Au-delà de la critique nécessaire du greenwashing, Lordon voyait dans cette attention pour les formes de vie un alibi et un puissant vecteur de dépolitisation, substituant aux rapports de force cette affection universelle que suscitent plantes et animaux. Le titre de la note, «Pleurnicher le vivant», était drôle et méchant, même si le rien de virilisme qui teintait cette stigmatisation de la «sensiblerie» aurait dû alerter davantage.

Trois ans plus tard, de fait : on peine à retenir ses larmes. Le 1er novembre, lors de la 16e COP biodiversité organisée à Cali, douze jours de discussion et douze heures en séance plénière n’ont permis de conduire à aucun accord sur le financement et l’évaluation des mesures – ni même d’ailleurs au constat d’un désaccord, puisque c’est le départ de nombreuses délégations au petit matin qui a entraîné l’interruption des débats, devant une assemblée de représentants devenue aussi clairsemée que les écosystèmes qu’elle aurait dû préserver.

Trois jours plus tard, l’élection de Donald Trump à la présidence des Etats-Unis rappelle, entre autres périls, que son premier mandat avait été marqué par l’annulation de multiples volets de l’Endangered Species Act, loi promulguée en 1973 et devenue une référence en matière de protection de l’environnement. Dans le même temps, inlassablement, l’effondrement de la biodiversité se voit documenté – la dernière mouture du rapport «Planète vivante» publié par le WWF réévalue à la hausse la perte d’abondance de la vie sauvage depuis les années 70, et l’Union internationale pour la conservation de la nature annonce qu’un arbre sur trois, soit l’équivalent de 15 000 essences, est menacé d’extinction.

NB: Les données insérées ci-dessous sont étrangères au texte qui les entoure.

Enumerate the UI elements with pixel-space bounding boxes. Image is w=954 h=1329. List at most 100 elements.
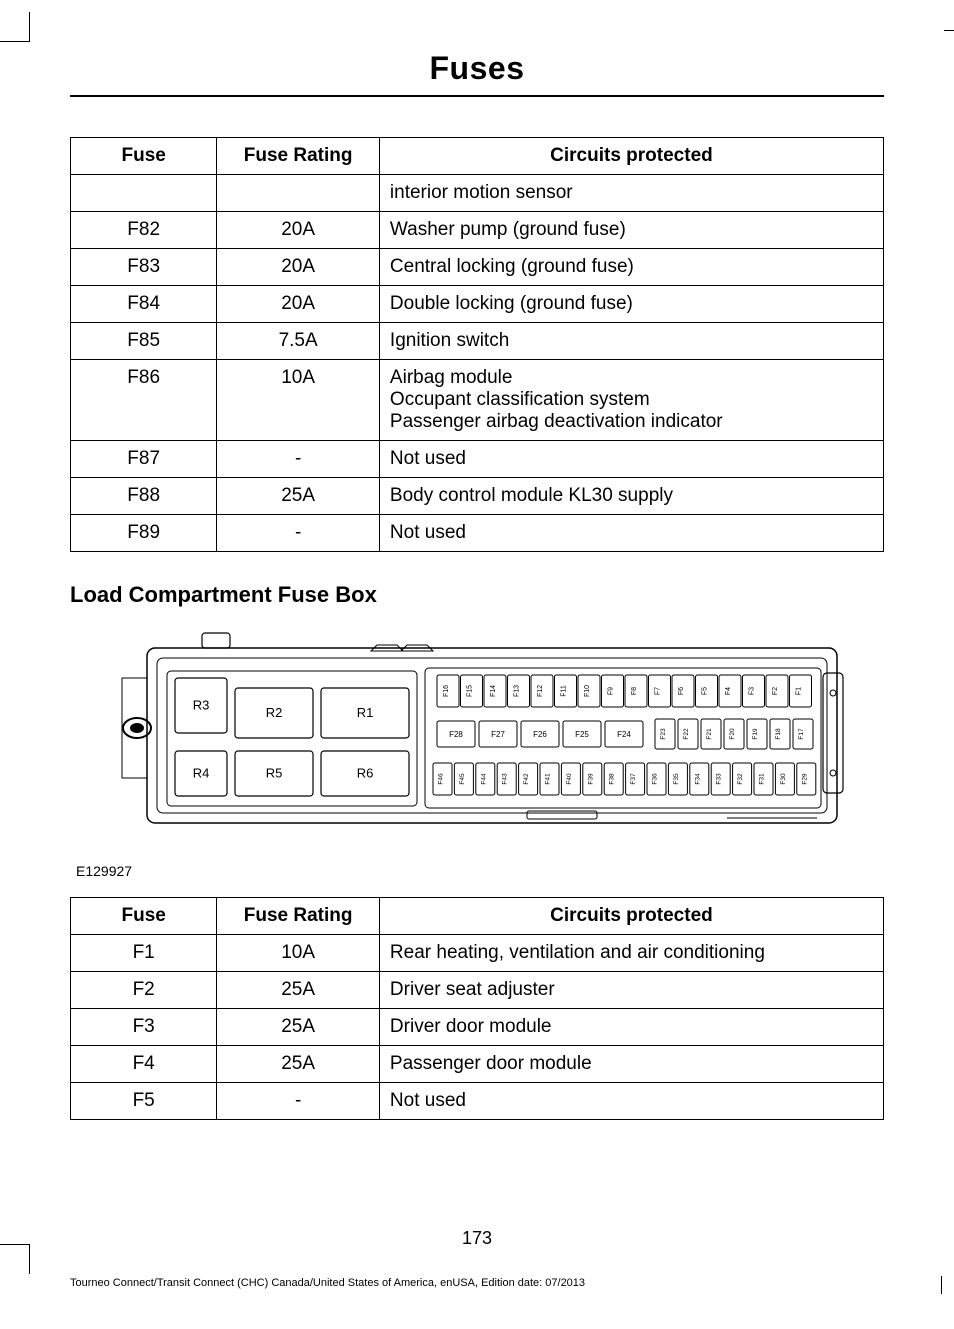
- svg-text:F7: F7: [655, 687, 662, 695]
- svg-text:F26: F26: [533, 730, 547, 739]
- table-row: F857.5AIgnition switch: [71, 323, 884, 360]
- cell-circuits: Driver seat adjuster: [379, 972, 883, 1009]
- cell-circuits: Central locking (ground fuse): [379, 249, 883, 286]
- page-number: 173: [0, 1228, 954, 1249]
- th-rating: Fuse Rating: [217, 898, 380, 935]
- svg-text:F29: F29: [801, 773, 808, 785]
- table-row: F325ADriver door module: [71, 1009, 884, 1046]
- cell-rating: 20A: [217, 286, 380, 323]
- svg-text:R6: R6: [357, 766, 374, 781]
- cell-rating: 25A: [217, 1046, 380, 1083]
- th-circuits: Circuits protected: [379, 138, 883, 175]
- svg-text:F23: F23: [660, 728, 667, 740]
- fuse-table-1: Fuse Fuse Rating Circuits protected inte…: [70, 137, 884, 552]
- svg-text:F19: F19: [752, 728, 759, 740]
- svg-text:R1: R1: [357, 705, 374, 720]
- svg-text:F8: F8: [631, 687, 638, 695]
- cell-fuse: F82: [71, 212, 217, 249]
- svg-text:F1: F1: [796, 687, 803, 695]
- cell-rating: 20A: [217, 212, 380, 249]
- svg-text:F33: F33: [716, 773, 723, 785]
- svg-text:R3: R3: [193, 698, 210, 713]
- svg-text:F36: F36: [652, 773, 659, 785]
- table-row: F8610AAirbag moduleOccupant classificati…: [71, 360, 884, 441]
- th-circuits: Circuits protected: [379, 898, 883, 935]
- cell-fuse: F89: [71, 515, 217, 552]
- cell-circuits: Not used: [379, 1083, 883, 1120]
- svg-text:F9: F9: [608, 687, 615, 695]
- cell-circuits: Body control module KL30 supply: [379, 478, 883, 515]
- cell-rating: -: [217, 1083, 380, 1120]
- svg-text:F30: F30: [780, 773, 787, 785]
- svg-text:F44: F44: [480, 773, 487, 785]
- svg-text:R5: R5: [266, 766, 283, 781]
- cell-fuse: F3: [71, 1009, 217, 1046]
- cell-fuse: F4: [71, 1046, 217, 1083]
- cell-circuits: Washer pump (ground fuse): [379, 212, 883, 249]
- svg-text:F39: F39: [587, 773, 594, 785]
- svg-text:F17: F17: [798, 728, 805, 740]
- svg-text:F2: F2: [772, 687, 779, 695]
- table-row: F8320ACentral locking (ground fuse): [71, 249, 884, 286]
- table-row: F425APassenger door module: [71, 1046, 884, 1083]
- cell-rating: 20A: [217, 249, 380, 286]
- svg-text:F5: F5: [702, 687, 709, 695]
- table-row: F89-Not used: [71, 515, 884, 552]
- svg-text:F6: F6: [678, 687, 685, 695]
- svg-text:F27: F27: [491, 730, 505, 739]
- svg-text:F22: F22: [683, 728, 690, 740]
- svg-text:F18: F18: [775, 728, 782, 740]
- cell-fuse: F2: [71, 972, 217, 1009]
- table-row: F8220AWasher pump (ground fuse): [71, 212, 884, 249]
- page-title: Fuses: [70, 50, 884, 97]
- svg-text:F35: F35: [673, 773, 680, 785]
- cell-circuits: Airbag moduleOccupant classification sys…: [379, 360, 883, 441]
- cell-fuse: F86: [71, 360, 217, 441]
- svg-text:F38: F38: [609, 773, 616, 785]
- svg-text:F43: F43: [502, 773, 509, 785]
- svg-text:F16: F16: [443, 685, 450, 697]
- table-row: F8825ABody control module KL30 supply: [71, 478, 884, 515]
- table-row: F5-Not used: [71, 1083, 884, 1120]
- cell-fuse: F1: [71, 935, 217, 972]
- cell-fuse: [71, 175, 217, 212]
- cell-fuse: F85: [71, 323, 217, 360]
- table-row: F87-Not used: [71, 441, 884, 478]
- cell-rating: 10A: [217, 360, 380, 441]
- svg-text:F45: F45: [459, 773, 466, 785]
- svg-text:F20: F20: [729, 728, 736, 740]
- table-header-row: Fuse Fuse Rating Circuits protected: [71, 898, 884, 935]
- fuse-table-2: Fuse Fuse Rating Circuits protected F110…: [70, 897, 884, 1120]
- section-heading: Load Compartment Fuse Box: [70, 582, 884, 608]
- svg-text:F21: F21: [706, 728, 713, 740]
- svg-text:F31: F31: [759, 773, 766, 785]
- svg-text:F15: F15: [467, 685, 474, 697]
- th-fuse: Fuse: [71, 898, 217, 935]
- svg-text:F28: F28: [449, 730, 463, 739]
- cell-circuits: Ignition switch: [379, 323, 883, 360]
- svg-text:F4: F4: [725, 687, 732, 695]
- table-header-row: Fuse Fuse Rating Circuits protected: [71, 138, 884, 175]
- footer-text: Tourneo Connect/Transit Connect (CHC) Ca…: [70, 1277, 585, 1289]
- svg-text:R4: R4: [193, 766, 210, 781]
- cell-circuits: Passenger door module: [379, 1046, 883, 1083]
- svg-text:F37: F37: [630, 773, 637, 785]
- diagram-code: E129927: [76, 863, 884, 879]
- svg-text:F14: F14: [490, 685, 497, 697]
- th-rating: Fuse Rating: [217, 138, 380, 175]
- svg-text:F32: F32: [737, 773, 744, 785]
- cell-rating: 10A: [217, 935, 380, 972]
- cell-circuits: Not used: [379, 441, 883, 478]
- cell-fuse: F83: [71, 249, 217, 286]
- svg-text:F10: F10: [584, 685, 591, 697]
- svg-text:R2: R2: [266, 705, 283, 720]
- cell-circuits: Double locking (ground fuse): [379, 286, 883, 323]
- table-row: F110ARear heating, ventilation and air c…: [71, 935, 884, 972]
- svg-text:F13: F13: [514, 685, 521, 697]
- svg-text:F12: F12: [537, 685, 544, 697]
- svg-text:F41: F41: [545, 773, 552, 785]
- cell-circuits: interior motion sensor: [379, 175, 883, 212]
- table-row: F8420ADouble locking (ground fuse): [71, 286, 884, 323]
- cell-rating: 7.5A: [217, 323, 380, 360]
- cell-rating: 25A: [217, 478, 380, 515]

Pleurer bêtes et arbres ? Comme on le disait au temps de la lutte contre le sida, certains deuils sont de part en part politiques. L’élection de Trump souligne assez qu’il n’y a pas à choisir entre l’attention au vivant et la contestation active des choix de société qui rendent cette planète inhabitable, et que soutiennent de puissants intérêts économiques. D’autre part, comme le rappelait Judith Butler lors de sa récente invitation intellectuelle au centre Pompidou, le chagrin est un puissant vecteur pour exiger justice pour peu que l’on cesse d’opposer sensibilité et mobilisation, art et savoir, renouvellement de nos imaginaires et accroissement de notre lucidité collective. Pleurer, enfin, n’est pas seulement déplorer, mais agir si, pour le dire avec les mots de l’écrivaine Rebecca Solnit au lendemain du scrutin aux Etats-Unis «tout ce que nous pouvons sauver vaut la peine de l’être».

Pleurer ensemble comme Björk mêlant sa voix au cri des animaux dans les escaliers de Beaubourg, n’est pas une manière de se voiler la face : c’est une autre façon d’avoir les yeux ouverts.